- Mars used to have a thick, robust atmosphere, or at least that’s what scientists think they know about the history of the Red Planet.
- Solar wind — the outflow of particles from the Sun — is thought to have stripped away the planet’s atmosphere over the course of hundreds of millions or even billions of years.
- New research suggests that while the vast majority of Mars’ atmosphere was lost to space, some of the particles may have ended up on the surface of the Martian moon Phobos.
Today, Mars is a dusty, almost entirely dry wasteland of a planet. There’s no life that we know of, very little water (most of it in the form of ice locked away near the planet’s poles), and an atmosphere that is only a tiny fraction as robust as Earth’s. If we rewind time a couple of billion years, we might see Mars in a very different light, with a thick atmosphere and perhaps even lakes, rivers, and an ocean that may have supported life.
Over time, the Sun slowly stripped away the atmosphere of Mars, scientists believe. The majority of the atmosphere was lost to space, but a tiny bit of it may have ended up on the surface of the Martian moon Phobos.
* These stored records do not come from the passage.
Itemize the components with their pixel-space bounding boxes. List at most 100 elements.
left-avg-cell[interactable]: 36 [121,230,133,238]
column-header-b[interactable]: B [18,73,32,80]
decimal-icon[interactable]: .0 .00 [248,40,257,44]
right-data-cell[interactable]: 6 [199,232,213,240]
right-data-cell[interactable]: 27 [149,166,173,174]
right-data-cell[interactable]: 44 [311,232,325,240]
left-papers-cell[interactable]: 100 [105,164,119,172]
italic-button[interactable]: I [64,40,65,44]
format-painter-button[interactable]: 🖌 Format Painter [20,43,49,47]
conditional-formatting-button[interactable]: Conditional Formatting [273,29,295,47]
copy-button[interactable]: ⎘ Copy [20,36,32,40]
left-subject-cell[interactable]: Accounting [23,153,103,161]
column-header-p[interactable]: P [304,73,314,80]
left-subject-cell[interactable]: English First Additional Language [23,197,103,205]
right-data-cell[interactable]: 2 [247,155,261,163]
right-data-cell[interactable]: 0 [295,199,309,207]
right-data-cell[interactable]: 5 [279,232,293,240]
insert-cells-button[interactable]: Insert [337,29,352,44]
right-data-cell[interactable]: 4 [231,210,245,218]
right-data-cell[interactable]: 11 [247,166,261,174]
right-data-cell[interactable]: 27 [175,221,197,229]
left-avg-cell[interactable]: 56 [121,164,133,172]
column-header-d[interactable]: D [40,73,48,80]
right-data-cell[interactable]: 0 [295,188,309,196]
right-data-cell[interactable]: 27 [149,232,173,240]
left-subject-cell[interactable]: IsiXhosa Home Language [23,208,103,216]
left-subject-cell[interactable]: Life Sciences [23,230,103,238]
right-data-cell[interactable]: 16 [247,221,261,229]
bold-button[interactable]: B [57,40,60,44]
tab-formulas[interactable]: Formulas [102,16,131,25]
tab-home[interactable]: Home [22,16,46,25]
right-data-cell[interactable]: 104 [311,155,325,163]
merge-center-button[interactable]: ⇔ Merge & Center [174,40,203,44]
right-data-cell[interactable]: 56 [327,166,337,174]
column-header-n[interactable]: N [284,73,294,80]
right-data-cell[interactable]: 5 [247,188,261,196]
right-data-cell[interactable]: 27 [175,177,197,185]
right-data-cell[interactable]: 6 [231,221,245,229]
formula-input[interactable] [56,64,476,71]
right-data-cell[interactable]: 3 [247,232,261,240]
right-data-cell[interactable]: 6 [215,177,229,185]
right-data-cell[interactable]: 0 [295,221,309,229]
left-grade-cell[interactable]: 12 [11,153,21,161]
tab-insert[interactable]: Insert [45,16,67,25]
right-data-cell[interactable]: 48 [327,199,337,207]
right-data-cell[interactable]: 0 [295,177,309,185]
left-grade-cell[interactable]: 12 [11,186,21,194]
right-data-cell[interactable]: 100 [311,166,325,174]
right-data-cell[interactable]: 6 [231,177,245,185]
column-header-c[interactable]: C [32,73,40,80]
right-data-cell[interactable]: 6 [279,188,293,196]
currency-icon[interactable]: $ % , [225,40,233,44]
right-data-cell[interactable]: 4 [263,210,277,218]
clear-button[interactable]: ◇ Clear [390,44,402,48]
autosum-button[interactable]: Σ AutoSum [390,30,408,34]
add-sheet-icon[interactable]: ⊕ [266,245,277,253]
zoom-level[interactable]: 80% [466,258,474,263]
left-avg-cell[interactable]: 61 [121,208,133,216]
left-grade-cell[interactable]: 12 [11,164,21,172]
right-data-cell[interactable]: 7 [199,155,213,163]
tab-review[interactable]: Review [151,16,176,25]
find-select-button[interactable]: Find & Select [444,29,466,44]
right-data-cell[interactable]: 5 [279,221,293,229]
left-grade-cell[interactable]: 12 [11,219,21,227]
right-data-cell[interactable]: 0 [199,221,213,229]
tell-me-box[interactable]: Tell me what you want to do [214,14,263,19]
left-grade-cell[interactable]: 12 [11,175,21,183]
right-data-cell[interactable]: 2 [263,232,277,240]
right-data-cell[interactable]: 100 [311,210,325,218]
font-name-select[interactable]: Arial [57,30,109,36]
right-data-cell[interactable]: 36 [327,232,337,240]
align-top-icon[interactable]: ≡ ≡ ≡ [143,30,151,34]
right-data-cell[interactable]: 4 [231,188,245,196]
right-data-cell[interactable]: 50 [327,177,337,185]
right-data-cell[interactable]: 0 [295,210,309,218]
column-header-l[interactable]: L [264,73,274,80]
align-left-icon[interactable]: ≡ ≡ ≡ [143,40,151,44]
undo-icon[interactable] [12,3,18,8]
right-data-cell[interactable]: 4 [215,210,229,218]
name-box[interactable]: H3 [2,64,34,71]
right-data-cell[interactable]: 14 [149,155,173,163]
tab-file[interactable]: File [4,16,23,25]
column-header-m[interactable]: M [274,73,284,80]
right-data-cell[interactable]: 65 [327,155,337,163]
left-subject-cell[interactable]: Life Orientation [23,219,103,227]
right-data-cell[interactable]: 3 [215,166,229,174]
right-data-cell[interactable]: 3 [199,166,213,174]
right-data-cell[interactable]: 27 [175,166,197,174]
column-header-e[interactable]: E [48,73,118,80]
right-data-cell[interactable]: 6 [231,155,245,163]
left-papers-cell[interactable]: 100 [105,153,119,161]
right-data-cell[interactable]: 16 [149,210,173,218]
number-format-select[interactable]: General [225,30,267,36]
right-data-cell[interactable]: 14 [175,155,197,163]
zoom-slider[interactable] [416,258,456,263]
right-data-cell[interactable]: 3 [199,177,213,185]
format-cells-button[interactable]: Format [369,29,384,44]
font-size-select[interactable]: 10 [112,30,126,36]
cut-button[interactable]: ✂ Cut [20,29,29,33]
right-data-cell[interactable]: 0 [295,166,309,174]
Phobos, which is an oblong, crater-covered moon measuring just 27 kilometers across at its widest point, might be just the right place if we want to learn more about the history of the Red Planet it orbits.
As NASA highlights in a new article, Phobos was the subject of a research paper published recently in Nature Geoscience. In that paper, researchers argue that it may be possible that ions from the atmosphere of Mars were stripped away from the planet and, because Phobos was in the right place at the right time, those ions may be embedded in the surface material of the oddly-shaped moon.
“We knew that Mars lost its atmosphere to space, and now we know that some of it ended up on Phobos,” Quentin Nénon, lead author of the study, said in a statement. “With a sample from the near side, we could see an archive of the past atmosphere of Mars in the shallow layers of grain, while deeper in the grain we could see the primitive composition of Phobos.”
The researchers made this discovery thanks to data from MAVEN, which is a spacecraft that is currently orbiting Mars and frequently passes by the planet’s moons. Using the ultra-sensitive instruments built into MAVEN, the team was able to measure ions that are currently orbiting Phobos. By calculating their mass, the researchers were able to determine that some of the ions originated around Mars, rather than the Sun, supporting the idea that Phobos may hold a record of atmospheric changes on Mars itself.
Of course, to actually study this in greater detail, a mission would need to be launched to sample Phobos. With NASA only just now preparing to collect samples from Mars itself for study back on Earth, it might be a while before the space agency gets around to sampling Phobos.